Geometri Euclidean nyaman. Ini adalah geometri lembaran datar dan garis lurus. Ini mengasumsikan Anda dapat menarik garis selamanya ke segala arah. Ini mengasumsikan garis sejajar selalu sejajar.
Geometri Riemann membuang kenyamanan itu ke luar jendela.
Ia termasuk dalam keluarga geometri non-Euclidean. Ini tidak hanya mengubah aksioma Euclid. Itu menghancurkan mereka. Secara khusus, ia menolak secara langsung postulat kelima. Dan itu mengubah yang kedua.
Postulat kelima Euclid mengatakan ini: ambil garis. Pilih titik yang bukan pada garis tersebut. Tariklah garis melalui titik tersebut sejajar dengan titik asal. Hanya ada satu jalur seperti itu.
Geometri Riemannian mengatakan tidak. Tidak ada garis sejajar. Nol. Dua garis lurus mana pun pada akhirnya akan berpotongan.

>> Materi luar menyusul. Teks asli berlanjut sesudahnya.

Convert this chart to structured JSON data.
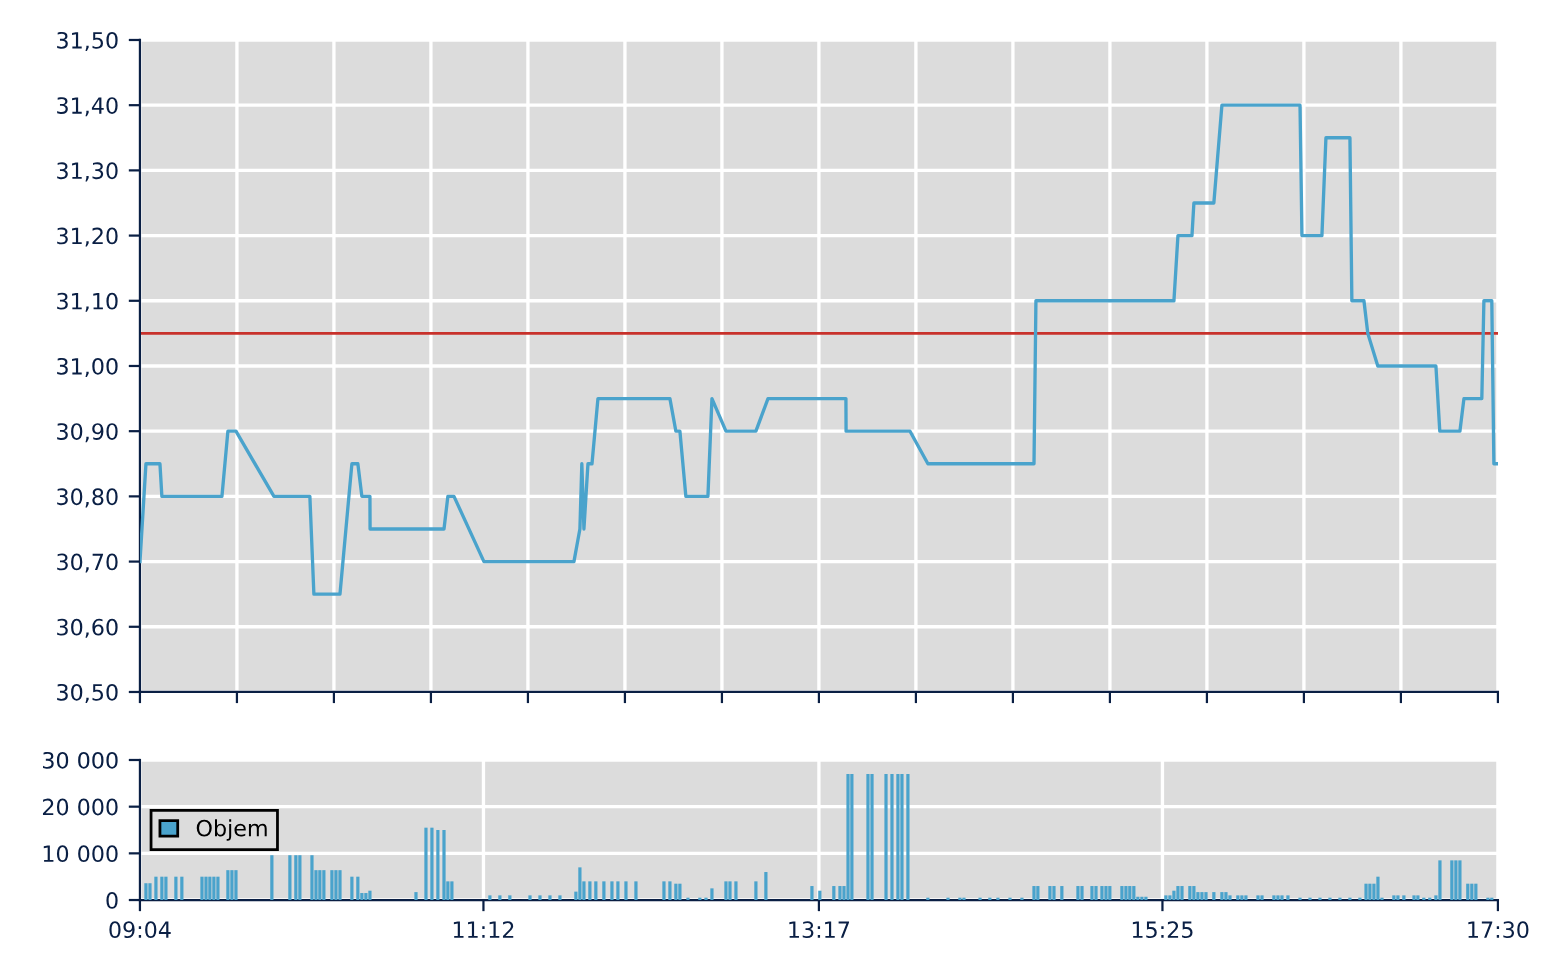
{
  "chart_data": [
    {
      "type": "line",
      "line_style": "solid",
      "marker": "none",
      "grid": true,
      "tick_labels": "y",
      "x": [
        9.067,
        9.104,
        9.191,
        9.203,
        9.576,
        9.613,
        9.663,
        9.899,
        10.122,
        10.147,
        10.309,
        10.383,
        10.42,
        10.445,
        10.495,
        10.496,
        10.955,
        10.979,
        11.017,
        11.203,
        11.762,
        11.799,
        11.811,
        11.824,
        11.849,
        11.874,
        11.911,
        12.358,
        12.395,
        12.42,
        12.457,
        12.594,
        12.619,
        12.706,
        12.892,
        12.967,
        13.451,
        13.452,
        13.849,
        13.96,
        14.619,
        14.631,
        15.488,
        15.513,
        15.6,
        15.612,
        15.736,
        15.786,
        16.271,
        16.283,
        16.407,
        16.432,
        16.581,
        16.593,
        16.668,
        16.692,
        16.754,
        17.115,
        17.139,
        17.264,
        17.289,
        17.4,
        17.413,
        17.462,
        17.475,
        17.5
      ],
      "series": [
        {
          "color": "#4aa3cc",
          "values": [
            30.7,
            30.85,
            30.85,
            30.8,
            30.8,
            30.9,
            30.9,
            30.8,
            30.8,
            30.65,
            30.65,
            30.85,
            30.85,
            30.8,
            30.8,
            30.75,
            30.75,
            30.8,
            30.8,
            30.7,
            30.7,
            30.75,
            30.85,
            30.75,
            30.85,
            30.85,
            30.95,
            30.95,
            30.9,
            30.9,
            30.8,
            30.8,
            30.95,
            30.9,
            30.9,
            30.95,
            30.95,
            30.9,
            30.9,
            30.85,
            30.85,
            31.1,
            31.1,
            31.2,
            31.2,
            31.25,
            31.25,
            31.4,
            31.4,
            31.2,
            31.2,
            31.35,
            31.35,
            31.1,
            31.1,
            31.05,
            31.0,
            31.0,
            30.9,
            30.9,
            30.95,
            30.95,
            31.1,
            31.1,
            30.85,
            30.85
          ]
        }
      ],
      "xlim": [
        9.0667,
        17.5
      ],
      "xticks": [
        {
          "value": 9.0667,
          "label": null
        },
        {
          "value": 9.6691,
          "label": null
        },
        {
          "value": 10.2714,
          "label": null
        },
        {
          "value": 10.8738,
          "label": null
        },
        {
          "value": 11.4762,
          "label": null
        },
        {
          "value": 12.0786,
          "label": null
        },
        {
          "value": 12.681,
          "label": null
        },
        {
          "value": 13.2833,
          "label": null
        },
        {
          "value": 13.8857,
          "label": null
        },
        {
          "value": 14.4881,
          "label": null
        },
        {
          "value": 15.0905,
          "label": null
        },
        {
          "value": 15.6929,
          "label": null
        },
        {
          "value": 16.2952,
          "label": null
        },
        {
          "value": 16.8976,
          "label": null
        },
        {
          "value": 17.5,
          "label": null
        }
      ],
      "ylim": [
        30.5,
        31.5
      ],
      "yticks": [
        {
          "value": 30.5,
          "label": "30,50"
        },
        {
          "value": 30.6,
          "label": "30,60"
        },
        {
          "value": 30.7,
          "label": "30,70"
        },
        {
          "value": 30.8,
          "label": "30,80"
        },
        {
          "value": 30.9,
          "label": "30,90"
        },
        {
          "value": 31.0,
          "label": "31,00"
        },
        {
          "value": 31.1,
          "label": "31,10"
        },
        {
          "value": 31.2,
          "label": "31,20"
        },
        {
          "value": 31.3,
          "label": "31,30"
        },
        {
          "value": 31.4,
          "label": "31,40"
        },
        {
          "value": 31.5,
          "label": "31,50"
        }
      ],
      "ref_lines": [
        {
          "axis": "y",
          "value": 31.05,
          "color": "#c8312b"
        }
      ]
    },
    {
      "type": "bar",
      "grid": true,
      "legend": "left",
      "x": [
        9.104,
        9.129,
        9.166,
        9.203,
        9.228,
        9.29,
        9.327,
        9.452,
        9.477,
        9.501,
        9.526,
        9.551,
        9.613,
        9.638,
        9.663,
        9.886,
        9.998,
        10.035,
        10.06,
        10.135,
        10.16,
        10.184,
        10.209,
        10.259,
        10.284,
        10.309,
        10.383,
        10.42,
        10.445,
        10.47,
        10.495,
        10.781,
        10.843,
        10.88,
        10.917,
        10.955,
        10.979,
        11.004,
        11.24,
        11.302,
        11.364,
        11.489,
        11.551,
        11.613,
        11.675,
        11.774,
        11.799,
        11.824,
        11.861,
        11.898,
        11.948,
        11.998,
        12.035,
        12.085,
        12.147,
        12.321,
        12.358,
        12.395,
        12.42,
        12.47,
        12.544,
        12.582,
        12.619,
        12.706,
        12.731,
        12.768,
        12.892,
        12.954,
        13.24,
        13.289,
        13.376,
        13.414,
        13.439,
        13.464,
        13.488,
        13.588,
        13.613,
        13.7,
        13.737,
        13.774,
        13.799,
        13.836,
        13.96,
        14.085,
        14.159,
        14.184,
        14.284,
        14.345,
        14.395,
        14.47,
        14.544,
        14.619,
        14.643,
        14.718,
        14.743,
        14.792,
        14.892,
        14.917,
        14.979,
        15.004,
        15.041,
        15.066,
        15.09,
        15.165,
        15.19,
        15.214,
        15.239,
        15.264,
        15.289,
        15.314,
        15.438,
        15.463,
        15.488,
        15.513,
        15.538,
        15.587,
        15.612,
        15.637,
        15.662,
        15.687,
        15.736,
        15.786,
        15.811,
        15.836,
        15.885,
        15.91,
        15.935,
        16.01,
        16.035,
        16.109,
        16.134,
        16.159,
        16.196,
        16.271,
        16.333,
        16.395,
        16.457,
        16.519,
        16.581,
        16.643,
        16.681,
        16.705,
        16.73,
        16.755,
        16.78,
        16.854,
        16.879,
        16.916,
        16.979,
        17.003,
        17.04,
        17.077,
        17.115,
        17.14,
        17.214,
        17.239,
        17.264,
        17.313,
        17.338,
        17.363,
        17.438,
        17.462
      ],
      "series": [
        {
          "name": "Objem",
          "color": "#4aa3cc",
          "values": [
            3600,
            3600,
            5000,
            5000,
            5000,
            5000,
            5000,
            5000,
            5000,
            5000,
            5000,
            5000,
            6400,
            6400,
            6400,
            9600,
            9600,
            9600,
            9600,
            9600,
            6400,
            6400,
            6400,
            6400,
            6400,
            6400,
            5000,
            5000,
            1500,
            1500,
            2000,
            1700,
            15500,
            15500,
            15000,
            15000,
            4000,
            4000,
            1000,
            1000,
            1000,
            1000,
            1000,
            1000,
            1000,
            1800,
            7000,
            4000,
            4000,
            4000,
            4000,
            4000,
            4000,
            4000,
            4000,
            4000,
            4000,
            3500,
            3500,
            500,
            500,
            500,
            2500,
            4000,
            4000,
            4000,
            4000,
            6000,
            3000,
            2000,
            3000,
            3000,
            3000,
            27000,
            27000,
            27000,
            27000,
            27000,
            27000,
            27000,
            27000,
            27000,
            500,
            500,
            500,
            500,
            500,
            500,
            500,
            500,
            500,
            3000,
            3000,
            3000,
            3000,
            3000,
            3000,
            3000,
            3000,
            3000,
            3000,
            3000,
            3000,
            3000,
            3000,
            3000,
            3000,
            700,
            700,
            700,
            1000,
            1000,
            2000,
            3000,
            3000,
            3000,
            3000,
            1700,
            1700,
            1700,
            1700,
            1700,
            1700,
            1000,
            1000,
            1000,
            1000,
            1000,
            1000,
            1000,
            1000,
            1000,
            1000,
            500,
            500,
            500,
            500,
            500,
            500,
            500,
            3500,
            3500,
            3500,
            5000,
            500,
            1000,
            1000,
            1000,
            1000,
            1000,
            500,
            500,
            1000,
            8500,
            8500,
            8500,
            8500,
            3500,
            3500,
            3500,
            500,
            500
          ]
        }
      ],
      "xlim": [
        9.0667,
        17.5
      ],
      "xticks": [
        {
          "value": 9.0667,
          "label": "09:04"
        },
        {
          "value": 11.2,
          "label": "11:12"
        },
        {
          "value": 13.2833,
          "label": "13:17"
        },
        {
          "value": 15.4167,
          "label": "15:25"
        },
        {
          "value": 17.5,
          "label": "17:30"
        }
      ],
      "ylim": [
        0,
        30000
      ],
      "yticks": [
        0,
        {
          "value": 10000,
          "label": "10 000"
        },
        {
          "value": 20000,
          "label": "20 000"
        },
        {
          "value": 30000,
          "label": "30 000"
        }
      ]
    }
  ]
}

Postulat kedua adalah tentang ekstensi. Euclid menyatakan bahwa garis lurus berhingga dapat diperpanjang tanpa batas. Riemann mengizinkan perpanjangan. Tapi inilah hasil tangkapannya. Semua garis lurus berhingga. Mereka kembali pada diri mereka sendiri. Mereka memiliki panjang yang tetap.
Ini bukan hanya senam teoretis. Ini menggambarkan ruang dengan kelengkungan positif. Bayangkan permukaan sebuah bola.
Matematika di Balik Kurva
Untuk memahami mengapa hal ini penting, Anda harus melihat apa yang terjadi pada bentuk dasar.
Dalam geometri Euclidean, sudut-sudut suatu segitiga berjumlah 180 derajat. Dua sudut siku-siku. Itu adalah sebuah aturan.
Dalam geometri Riemann, aturan tersebut gagal. Jumlah sudut dalam suatu segitiga selalu lebih besar dari 180 derajat. Semakin banyak kelengkungan yang Anda miliki, semakin besar jumlahnya.
Garis paralel tidak ada dalam kerangka ini. Di ruang Euclidean, garis-garis sejajar di mana-mana berjarak sama. Mereka tidak pernah menyentuh. Dalam ruang elips—bagian dari geometri Riemann—mereka tidak ada sama sekali. Setiap garis memotong setiap garis lainnya.
Poligon serupa juga berperilaku berbeda. Di ruang datar, Anda dapat memiliki dua kotak dengan ukuran berbeda. Mereka serupa. Mereka mempunyai sudut dan sisi yang sebanding. Dalam geometri Riemannian, hal ini tidak mungkin. Jika sudut-sudutnya sama, maka besarnya tetap. Anda tidak dapat menskalakan suatu bentuk tanpa mengubah sudutnya.
Kebanyakan teorema geometri Euclidean tidak berlaku di sini. Ada beberapa hal yang tumpang tindih. Namun asumsi inti telah hilang.
Sejarah Dimensi Tersembunyi
Kisah geometri non-Euclidean dimulai sekitar tahun 1830. Matematikawan seperti Gauss, Bolyai, dan Lobachevsky menerbitkan karya-karya awal. Mereka mengeksplorasi geometri hiperbolik. Versi ini memiliki kelengkungan negatif. Ini kebalikan dari kelengkungan positif Riemann.
Bernhard Riemann tidak melihat makalah awal tersebut. Dia bekerja secara terisolasi.
Pada tahun 1866, Riemann mengambil konsep ruang melengkung dan memperluasnya. Dia berpindah dari dua dimensi ke tiga, dan kemudian ke n-dimensi. Dia menciptakan kerangka matematis untuk ruang yang bisa melengkung ke segala arah.
Karyanya meletakkan dasar bagi relativitas umum Einstein. Tanpa geometri Riemannian, kita tidak akan memiliki kemampuan matematika untuk menggambarkan gravitasi sebagai kelengkungan ruang-waktu.
Belakangan, Felix Klein menyempurnakan klasifikasinya. Ia membedakan antara ruang kutub dan ruang antipodal. Ini adalah variasi dalam geometri elips.